Another advantage of integrating COVID-19 vaccinations into doctor's offices now is to prepare for September.

At that point, Pfizer is expected to ask the U.S. Food and Drug Administration for emergency use authorization for its vaccine in younger children. If approved, it could mean a flood of parents to pediatrician's offices this fall, and experts hope the summer will allow private practices to ramp up.

DuPage Medical Group, one of Illinois' largest physician organizations with offices across the suburbs, has three sites in Glen Ellyn, Lisle and Tinley Park where vaccines are administered. On Friday, the group gave its 100,000th dose.

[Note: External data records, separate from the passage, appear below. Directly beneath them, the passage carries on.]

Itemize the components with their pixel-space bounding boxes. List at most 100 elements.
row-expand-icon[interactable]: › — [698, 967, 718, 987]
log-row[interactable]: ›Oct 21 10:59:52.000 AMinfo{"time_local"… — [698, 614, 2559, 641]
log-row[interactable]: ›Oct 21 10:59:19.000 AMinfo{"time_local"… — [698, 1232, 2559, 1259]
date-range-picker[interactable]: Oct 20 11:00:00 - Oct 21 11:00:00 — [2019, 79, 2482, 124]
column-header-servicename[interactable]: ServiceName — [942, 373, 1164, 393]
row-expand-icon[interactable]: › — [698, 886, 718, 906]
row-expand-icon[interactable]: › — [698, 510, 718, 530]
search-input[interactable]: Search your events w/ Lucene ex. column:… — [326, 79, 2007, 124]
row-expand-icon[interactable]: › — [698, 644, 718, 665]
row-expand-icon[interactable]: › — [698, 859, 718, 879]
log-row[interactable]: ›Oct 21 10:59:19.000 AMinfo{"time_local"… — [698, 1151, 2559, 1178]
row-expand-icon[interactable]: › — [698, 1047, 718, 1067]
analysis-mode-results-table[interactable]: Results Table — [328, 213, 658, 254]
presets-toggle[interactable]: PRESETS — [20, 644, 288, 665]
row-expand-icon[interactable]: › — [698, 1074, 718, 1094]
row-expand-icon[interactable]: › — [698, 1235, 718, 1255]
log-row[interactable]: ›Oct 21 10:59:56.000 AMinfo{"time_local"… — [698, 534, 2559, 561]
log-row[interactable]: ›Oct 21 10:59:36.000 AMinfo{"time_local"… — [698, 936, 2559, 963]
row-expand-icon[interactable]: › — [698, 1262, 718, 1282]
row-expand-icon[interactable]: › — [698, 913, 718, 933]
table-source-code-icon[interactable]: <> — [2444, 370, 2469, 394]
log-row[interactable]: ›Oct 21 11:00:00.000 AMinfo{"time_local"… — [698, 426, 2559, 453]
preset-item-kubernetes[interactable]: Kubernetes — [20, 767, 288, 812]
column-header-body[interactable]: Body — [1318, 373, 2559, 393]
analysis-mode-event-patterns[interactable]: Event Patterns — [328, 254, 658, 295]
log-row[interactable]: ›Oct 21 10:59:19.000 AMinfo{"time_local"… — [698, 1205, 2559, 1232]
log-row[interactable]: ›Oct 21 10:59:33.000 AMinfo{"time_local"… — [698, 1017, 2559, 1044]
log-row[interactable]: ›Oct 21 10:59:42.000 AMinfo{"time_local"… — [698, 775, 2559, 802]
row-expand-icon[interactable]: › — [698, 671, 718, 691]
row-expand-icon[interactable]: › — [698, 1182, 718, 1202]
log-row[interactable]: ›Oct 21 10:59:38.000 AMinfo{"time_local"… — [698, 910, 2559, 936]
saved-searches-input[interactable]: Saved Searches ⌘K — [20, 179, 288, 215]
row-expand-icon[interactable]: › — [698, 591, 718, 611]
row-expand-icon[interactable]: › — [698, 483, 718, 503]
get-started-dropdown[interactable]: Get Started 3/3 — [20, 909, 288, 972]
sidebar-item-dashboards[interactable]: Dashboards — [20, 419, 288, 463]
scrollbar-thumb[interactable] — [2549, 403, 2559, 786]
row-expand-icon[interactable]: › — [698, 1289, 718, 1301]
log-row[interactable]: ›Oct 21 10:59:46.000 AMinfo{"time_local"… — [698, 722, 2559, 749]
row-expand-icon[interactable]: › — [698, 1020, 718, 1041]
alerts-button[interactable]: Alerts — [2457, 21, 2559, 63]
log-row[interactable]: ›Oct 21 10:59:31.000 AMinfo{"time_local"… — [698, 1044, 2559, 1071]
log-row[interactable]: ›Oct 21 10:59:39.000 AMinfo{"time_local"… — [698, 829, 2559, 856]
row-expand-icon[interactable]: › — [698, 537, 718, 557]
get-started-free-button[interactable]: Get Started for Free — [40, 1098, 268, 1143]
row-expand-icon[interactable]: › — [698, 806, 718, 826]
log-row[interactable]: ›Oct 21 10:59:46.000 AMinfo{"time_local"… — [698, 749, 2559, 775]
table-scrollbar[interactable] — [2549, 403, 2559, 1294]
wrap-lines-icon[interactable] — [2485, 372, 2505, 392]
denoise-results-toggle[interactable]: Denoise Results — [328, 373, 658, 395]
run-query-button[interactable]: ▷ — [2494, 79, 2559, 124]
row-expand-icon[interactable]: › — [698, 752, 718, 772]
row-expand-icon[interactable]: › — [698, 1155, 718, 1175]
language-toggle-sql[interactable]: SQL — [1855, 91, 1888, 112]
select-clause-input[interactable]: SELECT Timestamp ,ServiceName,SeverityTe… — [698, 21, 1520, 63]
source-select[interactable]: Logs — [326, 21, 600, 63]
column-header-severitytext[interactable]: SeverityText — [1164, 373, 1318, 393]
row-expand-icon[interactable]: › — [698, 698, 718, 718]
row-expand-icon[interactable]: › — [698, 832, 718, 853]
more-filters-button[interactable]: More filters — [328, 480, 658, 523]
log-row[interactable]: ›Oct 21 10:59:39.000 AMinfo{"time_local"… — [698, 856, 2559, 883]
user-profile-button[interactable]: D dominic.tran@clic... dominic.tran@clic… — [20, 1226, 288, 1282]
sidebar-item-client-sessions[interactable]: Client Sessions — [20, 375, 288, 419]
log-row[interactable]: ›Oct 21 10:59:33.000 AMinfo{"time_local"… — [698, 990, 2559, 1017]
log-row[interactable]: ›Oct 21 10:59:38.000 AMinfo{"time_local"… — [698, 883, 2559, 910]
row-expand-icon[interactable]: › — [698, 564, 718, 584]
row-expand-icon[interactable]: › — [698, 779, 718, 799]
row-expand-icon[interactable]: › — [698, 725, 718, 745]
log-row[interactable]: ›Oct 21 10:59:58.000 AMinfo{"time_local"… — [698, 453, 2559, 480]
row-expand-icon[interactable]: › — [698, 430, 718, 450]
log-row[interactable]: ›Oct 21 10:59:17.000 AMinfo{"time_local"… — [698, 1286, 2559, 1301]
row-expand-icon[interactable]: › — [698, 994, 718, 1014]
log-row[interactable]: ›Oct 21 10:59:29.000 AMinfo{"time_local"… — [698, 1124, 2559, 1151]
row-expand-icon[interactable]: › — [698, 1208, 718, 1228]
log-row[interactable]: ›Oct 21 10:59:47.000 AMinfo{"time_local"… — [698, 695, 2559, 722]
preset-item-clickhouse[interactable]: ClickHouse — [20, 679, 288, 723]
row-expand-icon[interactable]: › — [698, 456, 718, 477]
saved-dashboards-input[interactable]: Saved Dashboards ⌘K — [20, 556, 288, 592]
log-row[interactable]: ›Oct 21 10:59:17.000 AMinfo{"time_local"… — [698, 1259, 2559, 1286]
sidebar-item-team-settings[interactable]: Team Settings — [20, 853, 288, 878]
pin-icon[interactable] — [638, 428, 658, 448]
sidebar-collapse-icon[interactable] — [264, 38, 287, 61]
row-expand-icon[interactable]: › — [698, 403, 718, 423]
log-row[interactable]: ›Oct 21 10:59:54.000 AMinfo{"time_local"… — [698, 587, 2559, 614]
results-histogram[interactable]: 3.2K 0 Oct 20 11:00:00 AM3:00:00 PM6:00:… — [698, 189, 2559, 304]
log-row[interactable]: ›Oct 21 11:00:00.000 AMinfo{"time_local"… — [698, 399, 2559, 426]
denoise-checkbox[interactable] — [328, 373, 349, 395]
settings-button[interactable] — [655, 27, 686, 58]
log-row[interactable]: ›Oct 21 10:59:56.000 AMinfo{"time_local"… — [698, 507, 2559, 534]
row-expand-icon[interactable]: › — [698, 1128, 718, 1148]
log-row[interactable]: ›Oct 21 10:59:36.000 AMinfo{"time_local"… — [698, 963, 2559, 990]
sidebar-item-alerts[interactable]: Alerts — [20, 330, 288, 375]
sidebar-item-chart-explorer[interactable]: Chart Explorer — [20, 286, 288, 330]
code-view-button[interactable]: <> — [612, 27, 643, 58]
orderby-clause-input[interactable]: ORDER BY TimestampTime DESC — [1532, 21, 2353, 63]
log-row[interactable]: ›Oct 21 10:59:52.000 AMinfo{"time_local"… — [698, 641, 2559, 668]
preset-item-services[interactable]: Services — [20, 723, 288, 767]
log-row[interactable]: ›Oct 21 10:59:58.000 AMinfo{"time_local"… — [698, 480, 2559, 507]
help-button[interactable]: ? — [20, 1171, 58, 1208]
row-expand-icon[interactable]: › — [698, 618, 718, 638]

"We intend to continue to operate our three sites of care for now," Vice President for Communications Lisa Lagger said Tuesday. "The model has supported community need well and importantly, there has been very little vaccine waste with our approach."

                                                                                                                                                                                                                       
 

Lagger said that as the vaccine supply continues to improve, the goal is to move beyond the three vaccination sites. And the group is developing a process where patients will be able to receive an initial vaccine at their primary care doctor's or pediatrician's office and then a second vaccine at one of the three main sites.

"We hope to have this in effect midsummer," she said.

Last week, Cook County officials announced three mass vaccination sites were closing, and Lake County said it would shutter its fairgrounds locations in Grayslake on June 14.